Prisma is a library that sits on top of a database, and provides a full featured GraphQL API, which can perform CRUD operations, relationships, data updating, querying etc. When creating data relationships and mutating or querying from GraphQL, it's Prisma that actually does all of the work under the hood. Just to be clear, GraphQL is a specification for how your data should look. It does not actually query or mutate data itself. When you build and modify your data model, you deploy your updated version to the prisma server, and then Prisma will return the GraphQL schema. During the project I don't actually write any Postgres or MySql queries, I always interface with the GraphQL queries that Prisma surfaces for me.

Yoga

The GraphQL Yoga server allows us to add server side logic to perform mutations and queries using JavaScript. Prisma is given a data model, and it generates a set of CRUD APIs, such as create, update, delete etc. Prisma can also provide relationships between our data. The problem with just using Prisma is there is no security or authentication layer. We can’t add any of our own custom logic. If we want to be able to charge CCs's, check email and passwords, create and check permissions, etc then we need another layer of server side logic before it hits the DB. That’s what GraphQL Yoga is for.

Backend files

Various different files and configs are required in order for the GraphQL Yoga and Prisma servers to be created. Some require manual setup and some are generated dependent on changes to the data model. Below is a list of files in the backend repo and what each file is for -

dataModel.prisma

This is the data model for Prisma and for the db that lives underneath Prisma. Every time your data model is modified, it must be deployed to Prisma, so that it will update the DB to know and expect the new items in the data model. The updated prism schema needs to be pulled down via the post deploy hook.

prisma.yml

This includes the endpoint name, data modal name, secret, and any post deploy hooks.
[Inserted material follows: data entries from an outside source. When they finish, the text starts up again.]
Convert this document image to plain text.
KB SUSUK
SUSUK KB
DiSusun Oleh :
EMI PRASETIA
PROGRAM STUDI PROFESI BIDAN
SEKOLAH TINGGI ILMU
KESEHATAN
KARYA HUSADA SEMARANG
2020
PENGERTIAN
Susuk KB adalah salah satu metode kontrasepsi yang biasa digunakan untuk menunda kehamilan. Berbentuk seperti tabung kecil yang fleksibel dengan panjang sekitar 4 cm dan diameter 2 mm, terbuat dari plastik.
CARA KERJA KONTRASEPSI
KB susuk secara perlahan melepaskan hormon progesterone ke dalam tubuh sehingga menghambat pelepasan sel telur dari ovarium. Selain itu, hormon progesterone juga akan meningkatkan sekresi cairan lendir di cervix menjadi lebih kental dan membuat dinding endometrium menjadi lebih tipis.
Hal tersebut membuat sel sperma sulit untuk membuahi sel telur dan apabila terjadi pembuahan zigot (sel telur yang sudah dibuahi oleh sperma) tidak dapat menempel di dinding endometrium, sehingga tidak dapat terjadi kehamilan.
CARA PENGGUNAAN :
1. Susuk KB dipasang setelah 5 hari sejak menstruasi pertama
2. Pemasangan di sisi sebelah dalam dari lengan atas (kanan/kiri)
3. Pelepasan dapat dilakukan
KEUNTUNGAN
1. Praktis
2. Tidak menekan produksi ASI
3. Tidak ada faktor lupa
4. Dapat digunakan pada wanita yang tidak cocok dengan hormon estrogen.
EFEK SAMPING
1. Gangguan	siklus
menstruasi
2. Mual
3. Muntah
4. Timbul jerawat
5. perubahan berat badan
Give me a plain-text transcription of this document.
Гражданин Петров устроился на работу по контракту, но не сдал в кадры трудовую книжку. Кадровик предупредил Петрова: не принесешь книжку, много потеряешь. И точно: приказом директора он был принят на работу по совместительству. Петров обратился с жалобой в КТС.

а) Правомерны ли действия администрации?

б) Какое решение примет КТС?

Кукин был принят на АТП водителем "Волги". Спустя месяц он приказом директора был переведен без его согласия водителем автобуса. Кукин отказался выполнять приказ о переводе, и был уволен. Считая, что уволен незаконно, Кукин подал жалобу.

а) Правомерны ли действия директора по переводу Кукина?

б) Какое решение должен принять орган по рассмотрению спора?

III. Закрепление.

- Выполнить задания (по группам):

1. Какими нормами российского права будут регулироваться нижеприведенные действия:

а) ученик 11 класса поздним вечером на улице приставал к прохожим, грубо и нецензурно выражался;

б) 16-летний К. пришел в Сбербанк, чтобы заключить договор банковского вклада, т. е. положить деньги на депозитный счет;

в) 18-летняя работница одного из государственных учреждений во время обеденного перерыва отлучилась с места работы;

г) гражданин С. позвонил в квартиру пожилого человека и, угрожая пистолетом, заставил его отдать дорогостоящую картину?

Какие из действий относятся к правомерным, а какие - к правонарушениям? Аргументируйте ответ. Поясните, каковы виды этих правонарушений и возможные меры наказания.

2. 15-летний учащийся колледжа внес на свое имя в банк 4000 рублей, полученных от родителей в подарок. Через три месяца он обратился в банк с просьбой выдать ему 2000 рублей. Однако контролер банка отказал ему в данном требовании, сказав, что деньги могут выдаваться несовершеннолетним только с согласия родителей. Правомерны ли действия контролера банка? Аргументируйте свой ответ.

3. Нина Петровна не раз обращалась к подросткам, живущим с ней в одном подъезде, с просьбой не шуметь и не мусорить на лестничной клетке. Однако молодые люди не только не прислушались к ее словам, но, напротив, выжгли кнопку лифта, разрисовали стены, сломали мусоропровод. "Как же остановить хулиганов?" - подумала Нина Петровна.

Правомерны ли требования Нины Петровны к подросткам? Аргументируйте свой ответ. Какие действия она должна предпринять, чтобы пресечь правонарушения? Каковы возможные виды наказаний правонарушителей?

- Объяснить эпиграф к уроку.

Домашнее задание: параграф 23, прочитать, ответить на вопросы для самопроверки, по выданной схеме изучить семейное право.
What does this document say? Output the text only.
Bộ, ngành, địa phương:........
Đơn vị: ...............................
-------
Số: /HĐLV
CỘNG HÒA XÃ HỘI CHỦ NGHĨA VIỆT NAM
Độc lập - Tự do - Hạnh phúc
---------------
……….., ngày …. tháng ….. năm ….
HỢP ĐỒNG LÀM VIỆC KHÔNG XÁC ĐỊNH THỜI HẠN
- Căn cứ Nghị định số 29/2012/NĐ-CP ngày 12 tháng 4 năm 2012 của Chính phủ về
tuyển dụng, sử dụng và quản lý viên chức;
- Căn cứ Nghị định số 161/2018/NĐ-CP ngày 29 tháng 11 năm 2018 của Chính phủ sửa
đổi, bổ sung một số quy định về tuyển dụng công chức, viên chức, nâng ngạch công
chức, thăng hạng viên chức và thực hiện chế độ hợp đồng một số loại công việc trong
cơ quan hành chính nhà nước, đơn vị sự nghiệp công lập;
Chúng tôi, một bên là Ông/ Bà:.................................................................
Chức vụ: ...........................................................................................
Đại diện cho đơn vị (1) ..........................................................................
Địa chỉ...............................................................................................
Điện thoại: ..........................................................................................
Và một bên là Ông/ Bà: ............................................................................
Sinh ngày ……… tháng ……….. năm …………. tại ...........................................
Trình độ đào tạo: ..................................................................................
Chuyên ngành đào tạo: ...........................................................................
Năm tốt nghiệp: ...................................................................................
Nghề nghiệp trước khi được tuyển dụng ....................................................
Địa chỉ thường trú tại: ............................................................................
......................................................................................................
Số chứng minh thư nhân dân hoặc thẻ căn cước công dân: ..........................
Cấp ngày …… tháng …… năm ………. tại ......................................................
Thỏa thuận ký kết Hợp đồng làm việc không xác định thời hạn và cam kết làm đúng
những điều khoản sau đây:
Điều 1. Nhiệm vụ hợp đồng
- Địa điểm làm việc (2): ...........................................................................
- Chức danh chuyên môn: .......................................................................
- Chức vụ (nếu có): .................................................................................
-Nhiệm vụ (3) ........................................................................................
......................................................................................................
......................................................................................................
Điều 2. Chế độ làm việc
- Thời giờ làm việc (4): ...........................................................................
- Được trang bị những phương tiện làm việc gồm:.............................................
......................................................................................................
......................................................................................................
The post deploy hook will download the Prisma schema (prisma.graphQL)depending on the data modal.

prisma.graphQL

This is a generated file based on the data model that you feed to Prisma. It’s a huge graphQL file which includes all the types, filtering, mutations and queries that are required for the underlying CRUD API that sits on top of GraphQL.

schema.graphQL

Anything you want to be visible via your API goes in your schema. All the types of queries and mutations that you want go inside this file.

Testing

Jest and Enzyme is used for testing the core React components.